I didn’t go into hospital, I had injections every day of every other week. People phoned “Hello tragic cancer friend how’s it all going?”

“Not bad, not bad, keep knitting me that beanie mate.” For the first few weeks I was inundated with calls from loving and (understandably) curious mates “What’s it like?”

“What chemo? Not that bad, you get free biscuits.”

At first I was scratching around for side effects, a little tired, dry eyes and my taste buds seem to have gone on holiday. But as the weeks progressed the accumulated affects really started to make their presence felt; thrush of the esophagus, diarrhea, a severe strep G throat infection, a wicked gastric bug that made me feel like I was passing chili sauce, pleurisy, drastic weight loss and boring old nausea. No, I didn’t lose my hair and I kept working writing and performing jokes for a living, what a laugh.

There were also the renovation side effects; mud trampled all over the floor by us and the ever present builders, plaster dust, incessant jack hammers, drills, bobcats, constant queries from architects, window reps and building inspectors. We had no heating, a frustrated dog, bored kid, nurses turning up in the middle of everything needing a place to wash their hands, neighbors threatening legal proceedings, microwave food, stress from clutter and no space.We had no running water so we had to wash humans and dishes in a bucket.

Renovating! What were we thinking? We just pretended that we were camping.

People constantly offered help. My mum cooked, babysat and did our washing, people turned up with food and invited us over for dinner, our neighbor walked the dog, our mates around the corner even went to the lengths of letting us to go over to their place during the day while everyone was at work and school.

I never got better at receiving but the whole journey taught me to be aggressive about helping. Many people said “Call us if you need anything” and you know what? We never called. It was the people who forced themselves on us who got to help. My mum’s house burned down a few years ago, some people tried to help in ways that she didn’t find helpful but it was the people who did nothing that she was angry and disappointed with.

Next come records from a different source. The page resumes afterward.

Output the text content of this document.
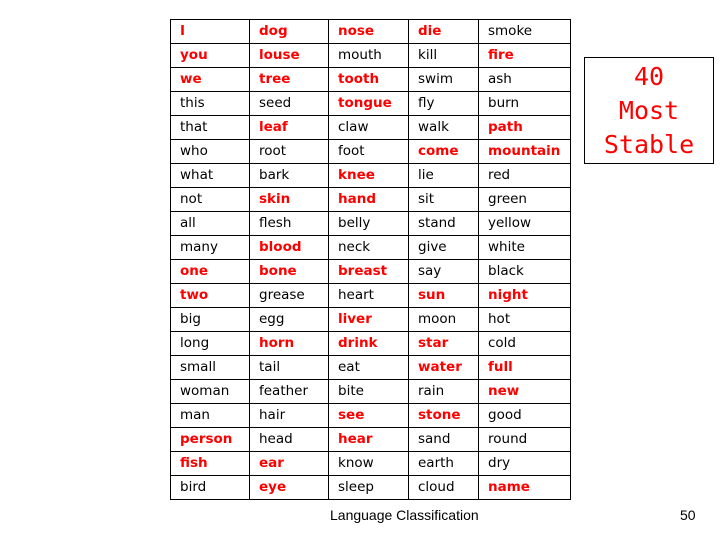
I	dog	nose	die	smoke
you	louse	mouth	kill	fire
we	tree	tooth	swim	ash
this	seed	tongue	fly	burn
that	leaf	claw	walk	path
who	root	foot	come	mountain
what	bark	knee	lie	red
not	skin	hand	sit	green
all	flesh	belly	stand	yellow
many	blood	neck	give	white
one	bone	breast	say	black
two	grease	heart	sun	night
big	egg	liver	moon	hot
long	horn	drink	star	cold
small	tail	eat	water	full
woman	feather	bite	rain	new
man	hair	see	stone	good
person	head	hear	sand	round
fish	ear	know	earth	dry
bird	eye	sleep	cloud	name
40
Most
Stable
Language Classification	50
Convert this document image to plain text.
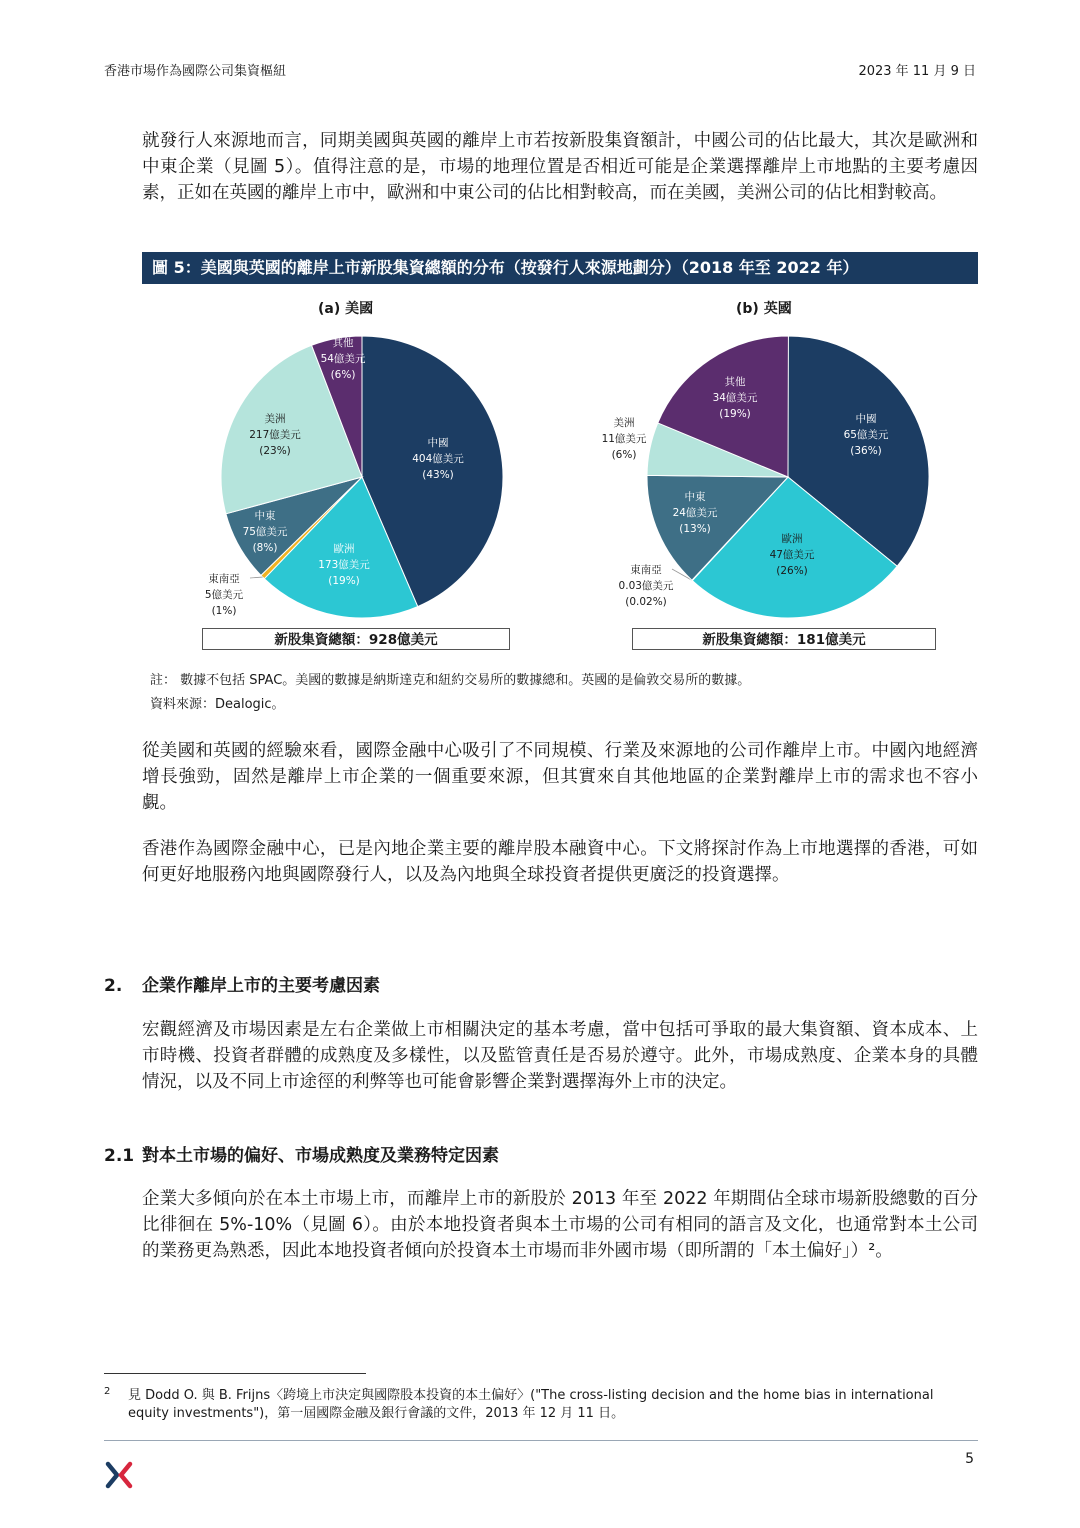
香港市場作為國際公司集資樞紐	2023 年 11 月 9 日

就發行人來源地而言，同期美國與英國的離岸上市若按新股集資額計，中國公司的佔比最大，其次是歐洲和中東企業（見圖 5）。值得注意的是，市場的地理位置是否相近可能是企業選擇離岸上市地點的主要考慮因素，正如在英國的離岸上市中，歐洲和中東公司的佔比相對較高，而在美國，美洲公司的佔比相對較高。

圖 5：美國與英國的離岸上市新股集資總額的分布（按發行人來源地劃分）（2018 年至 2022 年）
(a) 美國	(b) 英國
中國
404億美元
(43%)
歐洲
173億美元
(19%)
東南亞
5億美元
(1%)
中東
75億美元
(8%)
美洲
217億美元
(23%)
其他
54億美元
(6%)
中國
65億美元
(36%)
歐洲
47億美元
(26%)
東南亞
0.03億美元
(0.02%)
中東
24億美元
(13%)
美洲
11億美元
(6%)
其他
34億美元
(19%)
新股集資總額：928億美元	新股集資總額：181億美元
註： 數據不包括 SPAC。美國的數據是納斯達克和紐約交易所的數據總和。英國的是倫敦交易所的數據。
資料來源：Dealogic。

從美國和英國的經驗來看，國際金融中心吸引了不同規模、行業及來源地的公司作離岸上市。中國內地經濟增長強勁，固然是離岸上市企業的一個重要來源，但其實來自其他地區的企業對離岸上市的需求也不容小覷。

香港作為國際金融中心，已是內地企業主要的離岸股本融資中心。下文將探討作為上市地選擇的香港，可如何更好地服務內地與國際發行人，以及為內地與全球投資者提供更廣泛的投資選擇。

2. 企業作離岸上市的主要考慮因素

宏觀經濟及市場因素是左右企業做上市相關決定的基本考慮，當中包括可爭取的最大集資額、資本成本、上市時機、投資者群體的成熟度及多樣性，以及監管責任是否易於遵守。此外，市場成熟度、企業本身的具體情況，以及不同上市途徑的利弊等也可能會影響企業對選擇海外上市的決定。

2.1 對本土市場的偏好、市場成熟度及業務特定因素

企業大多傾向於在本土市場上市，而離岸上市的新股於 2013 年至 2022 年期間佔全球市場新股總數的百分比徘徊在 5%-10%（見圖 6）。由於本地投資者與本土市場的公司有相同的語言及文化，也通常對本土公司的業務更為熟悉，因此本地投資者傾向於投資本土市場而非外國市場（即所謂的「本土偏好」）²。

2 見 Dodd O. 與 B. Frijns〈跨境上市決定與國際股本投資的本土偏好〉("The cross-listing decision and the home bias in international equity investments")，第一屆國際金融及銀行會議的文件，2013 年 12 月 11 日。
5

The house got finished and I six months later I received a letter telling me I could try and have more children. So I had two. I shudder as I look over my shoulder at the three months of building and treatment, it was just one of those things. Life is full of ‘one of those things’. If someone close to you is doing it hard just hop in and help, be an angel and don’t stay long. It doesn’t have to be death, birth, cancer or renovations either, just garden variety flu, melancholy or time deficiency is enough reason to help. When you don’t know what to do, do anything. ‘The best thing to do is the right thing. The worse thing to do is nothing.’ Theodore Roosevelt.